After all, even if you’re storing these passwords into a password manager, you’re going to favor specific letters or numbers over others.

A few suggestions to check out are LastPass, DashLane, and 1Password.

Have At Least Ten Attempts Before Locking A User Out

It’s important to achieve some kind of balance between locking someone out and giving someone enough chances to try a password. When thinking of this balance, it’s worth considering the risk behind this specific account getting compromised.

At the same time though you want to consider peoples frustrations if they get locked out. After all, mistypes can happen and if you’re only allowing one attempt and you’re locked out for an hour or two, that’s bad.

My suggestion is ten attempts as it’s a good balance between someone reasonably attempting to get in and someone trying to brute force the system.
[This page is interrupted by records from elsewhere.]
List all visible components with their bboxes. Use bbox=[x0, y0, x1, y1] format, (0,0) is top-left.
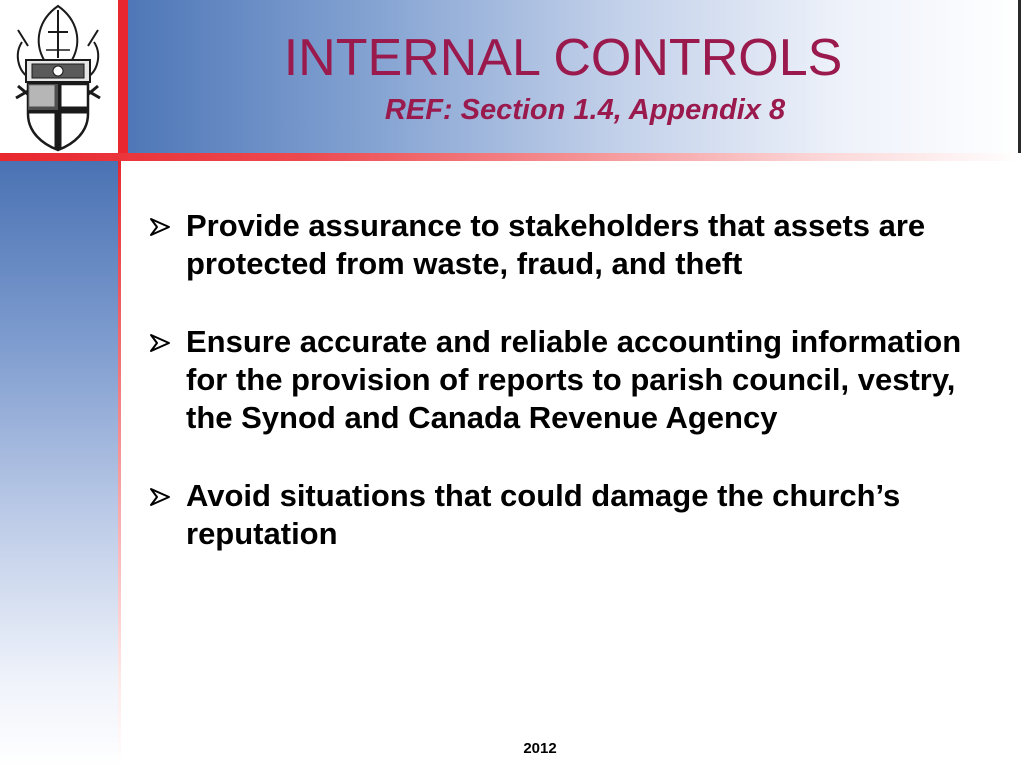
bullet-item-assurance bbox=[148, 207, 1008, 283]
bullet-list bbox=[148, 207, 1008, 593]
arrow-bullet-icon bbox=[148, 487, 172, 507]
arrow-bullet-icon bbox=[148, 217, 172, 237]
bullet-item-accounting bbox=[148, 323, 1008, 437]
bullet-text: Ensure accurate and reliable accounting information for the provision of reports to parish council, vestry, the Synod and Canada Revenue Agency bbox=[186, 324, 962, 435]
header-right-rule bbox=[1018, 0, 1021, 161]
slide-title: INTERNAL CONTROLS bbox=[283, 29, 843, 87]
bullet-text: Avoid situations that could damage the church’s reputation bbox=[186, 478, 901, 551]
red-vertical-bar bbox=[118, 0, 128, 161]
footer-year: 2012 bbox=[523, 740, 557, 757]
left-side-rule bbox=[118, 161, 121, 768]
red-horizontal-bar bbox=[0, 153, 1024, 161]
arrow-bullet-icon bbox=[148, 333, 172, 353]
slide-subtitle: REF: Section 1.4, Appendix 8 bbox=[384, 94, 786, 126]
bullet-text: Provide assurance to stakeholders that assets are protected from waste, fraud, and theft bbox=[186, 208, 926, 281]
diocese-crest-logo bbox=[4, 2, 112, 152]
bullet-item-reputation bbox=[148, 477, 1008, 553]
left-side-band bbox=[0, 161, 118, 768]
Have Two-Factor Authentication

More and more security features are moving to organic methods for authentication for good reason. These are often more secure because they provide a second line of defense should a password get cracked.

These are smart to implement for this reason and there are number of ways this can be facilitated. Examples are using biometric data (i.e. your voice, finger print or eye scan), a special key you keep on your person, or something like Google’s Authenticator. Also very popular are codes sent to you by email or text which is highly recommended.  Even if someone gets access to your account password, they still need this to log in.
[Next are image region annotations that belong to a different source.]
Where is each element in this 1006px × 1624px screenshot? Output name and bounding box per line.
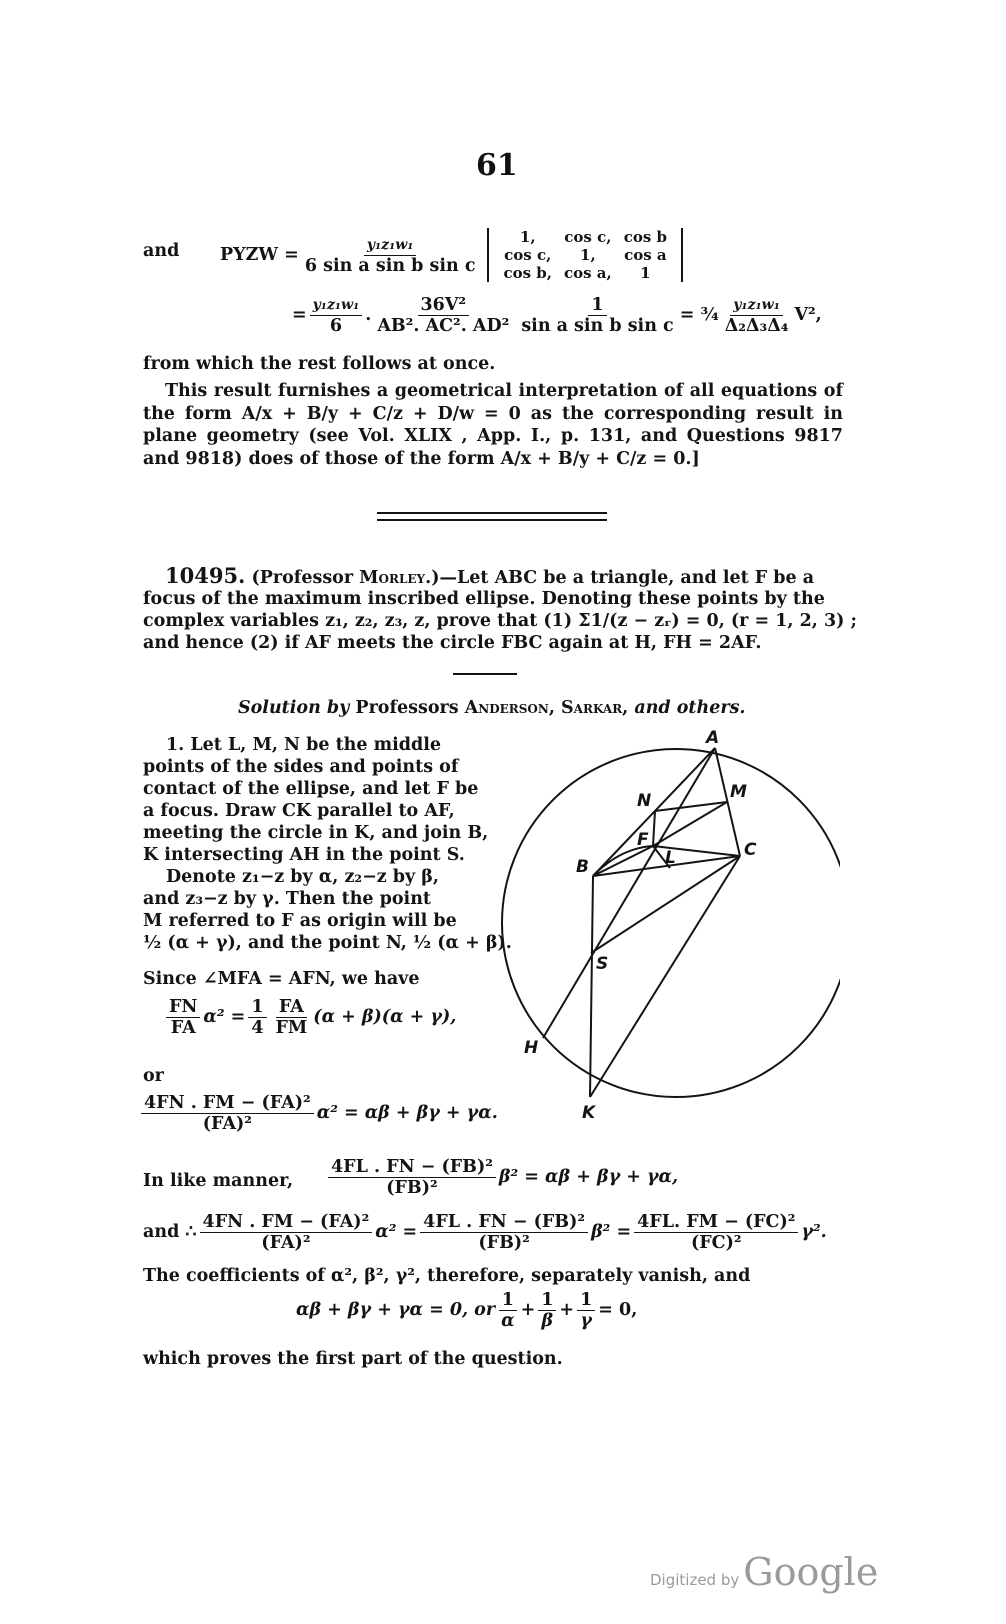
double-rule-bottom	[377, 519, 607, 521]
equals: =	[292, 305, 307, 326]
equals-three-quarters: = ¾	[679, 305, 719, 326]
label-k: K	[582, 1103, 596, 1123]
para2-line: ½ (α + γ), and the point N, ½ (α + β).	[143, 933, 512, 953]
denominator: (FA)²	[202, 1114, 252, 1134]
para1-line: K intersecting AH in the point S.	[143, 845, 465, 865]
equation-b	[138, 1093, 498, 1134]
det-cell: 1,	[519, 228, 536, 246]
title-plain: Professors	[349, 698, 465, 718]
equation-rhs: β² = αβ + βγ + γα,	[498, 1167, 679, 1188]
det-cell: 1	[640, 264, 651, 282]
fraction	[518, 295, 676, 336]
dot: .	[365, 305, 372, 326]
second-equation	[292, 295, 822, 336]
numerator: 1	[588, 295, 606, 316]
line-ck	[590, 856, 740, 1097]
numerator: 4FL. FM − (FC)²	[634, 1212, 798, 1233]
label-n: N	[637, 791, 652, 811]
det-cell: 1,	[580, 246, 596, 264]
fraction	[538, 1290, 556, 1331]
since-line: Since ∠MFA = AFN, we have	[143, 969, 420, 989]
v-squared: V²,	[794, 305, 822, 326]
digitized-by-text: Digitized by	[650, 1571, 740, 1589]
segment-fm	[653, 802, 727, 846]
denominator: FA	[170, 1018, 196, 1038]
label-m: M	[730, 782, 747, 802]
google-logo-text: Google	[743, 1550, 879, 1594]
para2-line: and z₃−z by γ. Then the point	[143, 889, 432, 909]
det-row	[497, 246, 673, 264]
para1-line: meeting the circle in K, and join B,	[143, 823, 489, 843]
det-cell: cos c,	[504, 246, 552, 264]
denominator: AB². AC². AD²	[377, 316, 510, 336]
denominator: (FB)²	[386, 1178, 438, 1198]
numerator: 36V²	[418, 295, 470, 316]
like-manner: In like manner,	[143, 1171, 294, 1191]
solution-title	[238, 697, 746, 720]
coefficients-line: The coefficients of α², β², γ², therefore, separately vanish, and	[143, 1266, 751, 1286]
fraction	[248, 997, 266, 1038]
equals-zero: = 0,	[598, 1300, 638, 1321]
para1-line: points of the sides and points of	[143, 757, 459, 777]
line-ah	[543, 748, 715, 1038]
question-text: .)—Let ABC be a triangle, and let F be a	[425, 568, 815, 588]
denominator: (FA)²	[261, 1233, 311, 1253]
det-row	[497, 228, 673, 246]
label-l: L	[665, 848, 676, 868]
denominator: 6	[329, 316, 343, 336]
denominator: 6 sin a sin b sin c	[304, 255, 476, 276]
det-row	[497, 264, 673, 282]
numerator: 1	[577, 1290, 595, 1311]
fraction	[328, 1157, 496, 1198]
label-f: F	[637, 830, 649, 850]
equation-e: αβ + βγ + γα = 0, or $\frac{1}{\alpha}$ + $\frac{1}{\beta}$ + $\frac{1}{\gamma}$ = 0,	[296, 1290, 638, 1331]
segment-nf	[653, 811, 655, 846]
segment-nm	[655, 802, 727, 811]
author-open: (Professor	[251, 568, 360, 588]
question-line-4: and hence (2) if AF meets the circle FBC again at H, FH = 2AF.	[143, 633, 762, 653]
alpha-term: α² =	[375, 1222, 418, 1243]
question-line-2: focus of the maximum inscribed ellipse. Denoting these points by the	[143, 589, 825, 609]
numerator: y₁z₁w₁	[310, 295, 363, 316]
para1-line: a focus. Draw CK parallel to AF,	[143, 801, 455, 821]
numerator: 1	[538, 1290, 556, 1311]
det-cell: cos a	[624, 246, 667, 264]
circumcircle-fbc	[502, 749, 840, 1097]
numerator: 1	[248, 997, 266, 1018]
fraction	[310, 295, 363, 336]
beta-term: β² =	[591, 1222, 632, 1243]
denominator: (FC)²	[690, 1233, 742, 1253]
segment-sc	[591, 856, 740, 953]
title-names: Anderson, Sarkar,	[464, 698, 629, 718]
fraction	[302, 235, 479, 276]
fraction	[498, 1290, 517, 1331]
question-line-1	[165, 565, 814, 590]
fraction	[166, 997, 200, 1038]
double-rule-top	[377, 512, 607, 514]
question-number: 10495.	[165, 563, 246, 588]
short-rule	[453, 673, 517, 675]
result-paragraph: This result furnishes a geometrical interpretation of all equations of the form A/x + B/y + C/z + D/w = 0 as the corresponding result in plane geometry (see Vol. XLIX , App. I., p. 131, and Questions 9817 and 9818) does of those of the form A/x + B/y + C/z = 0.]	[143, 381, 843, 469]
and-therefore: and ∴	[143, 1222, 197, 1243]
numerator: 4FL . FN − (FB)²	[328, 1157, 496, 1178]
para1-line: 1. Let L, M, N be the middle	[166, 735, 442, 755]
numerator: y₁z₁w₁	[730, 295, 783, 316]
det-cell: cos b,	[503, 264, 552, 282]
side-ac	[715, 748, 740, 856]
denominator: 4	[251, 1018, 264, 1038]
numerator: FN	[166, 997, 200, 1018]
numerator: FA	[276, 997, 307, 1018]
det-cell: cos c,	[564, 228, 612, 246]
label-h: H	[524, 1038, 539, 1058]
para2-line: M referred to F as origin will be	[143, 911, 457, 931]
numerator: 4FL . FN − (FB)²	[420, 1212, 588, 1233]
label-s: S	[596, 954, 609, 974]
line-bk	[590, 876, 593, 1097]
equation-d	[143, 1212, 827, 1253]
follows-line: from which the rest follows at once.	[143, 354, 496, 374]
equation-a	[163, 997, 456, 1038]
numerator: 4FN . FM − (FA)²	[200, 1212, 373, 1233]
fraction	[577, 1290, 595, 1331]
fraction	[141, 1093, 314, 1134]
denominator: FM	[275, 1018, 308, 1038]
title-italic: Solution by	[238, 698, 350, 718]
label-a: A	[706, 728, 720, 748]
gamma-term: γ².	[801, 1222, 827, 1243]
fraction	[374, 295, 512, 336]
equation-rhs: α² = αβ + βγ + γα.	[316, 1103, 498, 1124]
title-italic-2: and others.	[628, 698, 746, 718]
and-label: and	[143, 241, 180, 261]
label-c: C	[744, 840, 757, 860]
geometry-diagram	[500, 720, 840, 1140]
denominator: β	[541, 1311, 554, 1331]
numerator: 4FN . FM − (FA)²	[141, 1093, 314, 1114]
equation-c	[325, 1157, 678, 1198]
denominator: Δ₂Δ₃Δ₄	[724, 316, 789, 336]
page-number: 61	[476, 148, 518, 183]
fraction	[420, 1212, 588, 1253]
para1-line: contact of the ellipse, and let F be	[143, 779, 479, 799]
author-name: Morley	[359, 568, 426, 588]
fraction	[634, 1212, 798, 1253]
numerator: y₁z₁w₁	[364, 235, 417, 256]
pyzw-lhs: PYZW =	[220, 244, 299, 265]
para2-line: Denote z₁−z by α, z₂−z by β,	[166, 867, 439, 887]
det-cell: cos a,	[564, 264, 612, 282]
final-line: which proves the first part of the question.	[143, 1349, 563, 1369]
numerator: 1	[499, 1290, 517, 1311]
label-b: B	[576, 857, 589, 877]
question-line-3: complex variables z₁, z₂, z₃, z, prove that (1) Σ1/(z − zᵣ) = 0, (r = 1, 2, 3) ;	[143, 611, 857, 631]
product: (α + β)(α + γ),	[313, 1007, 457, 1028]
denominator: α	[501, 1311, 515, 1331]
pyzw-equation	[220, 228, 683, 282]
fraction	[200, 1212, 373, 1253]
denominator: sin a sin b sin c	[521, 316, 674, 336]
determinant	[487, 228, 683, 282]
det-cell: cos b	[623, 228, 668, 246]
alpha-squared: α² =	[203, 1007, 246, 1028]
or-label: or	[143, 1066, 164, 1086]
fraction	[273, 997, 311, 1038]
fraction	[722, 295, 792, 336]
sum-zero: αβ + βγ + γα = 0, or	[296, 1300, 496, 1321]
google-watermark	[650, 1550, 878, 1594]
denominator: γ	[580, 1311, 592, 1331]
denominator: (FB)²	[478, 1233, 530, 1253]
Avoid These Bad Password Practices Too

The last thing I’ll touch on is to avoid bad practices for passwords. While there are some obvious ones like the one I mentioned earlier, but here are some others you might not have thought of:

  • Never make it a word. Any word that can be found in the dictionary should be avoided. If you’re using the dictionary to come up with passwords, use multiple words. Examples are things like sturdyasboxes or intelligentbird.
  • Change your passwords often. While you can play this one by ear depending on the account, it’s smart to at least make changes to passwords on occasion. If you make a habit of changing passwords once every six months or so, it reduces your odds of getting your account cracked into.
  • Avoid passwords that reflect names or places. If your getting hacked into, chances are the hacker has done some research on you. For this reason, you want to avoid people’s names or places. This also applies to abbreviations or nicknames. You also want to avoid variations like replacing letters in names with symbols or numbers.
  • Don’t use a password based on letters adjacent on your keyboard. Specific sequences of keystrokes may make it easy for you, but it also makes it easy for hackers as well. Make sure that your hands have to move around the keyboard a little bit.

Have These Practices And You’ll Be Safer

As you can see, having stronger passwords are easier than before. Through the use of tools like password managers and password generators, we can create stronger passwords for ourselves.

Or if you feel like trying this solo, this article should help you in creating solid passwords that are tougher to crack.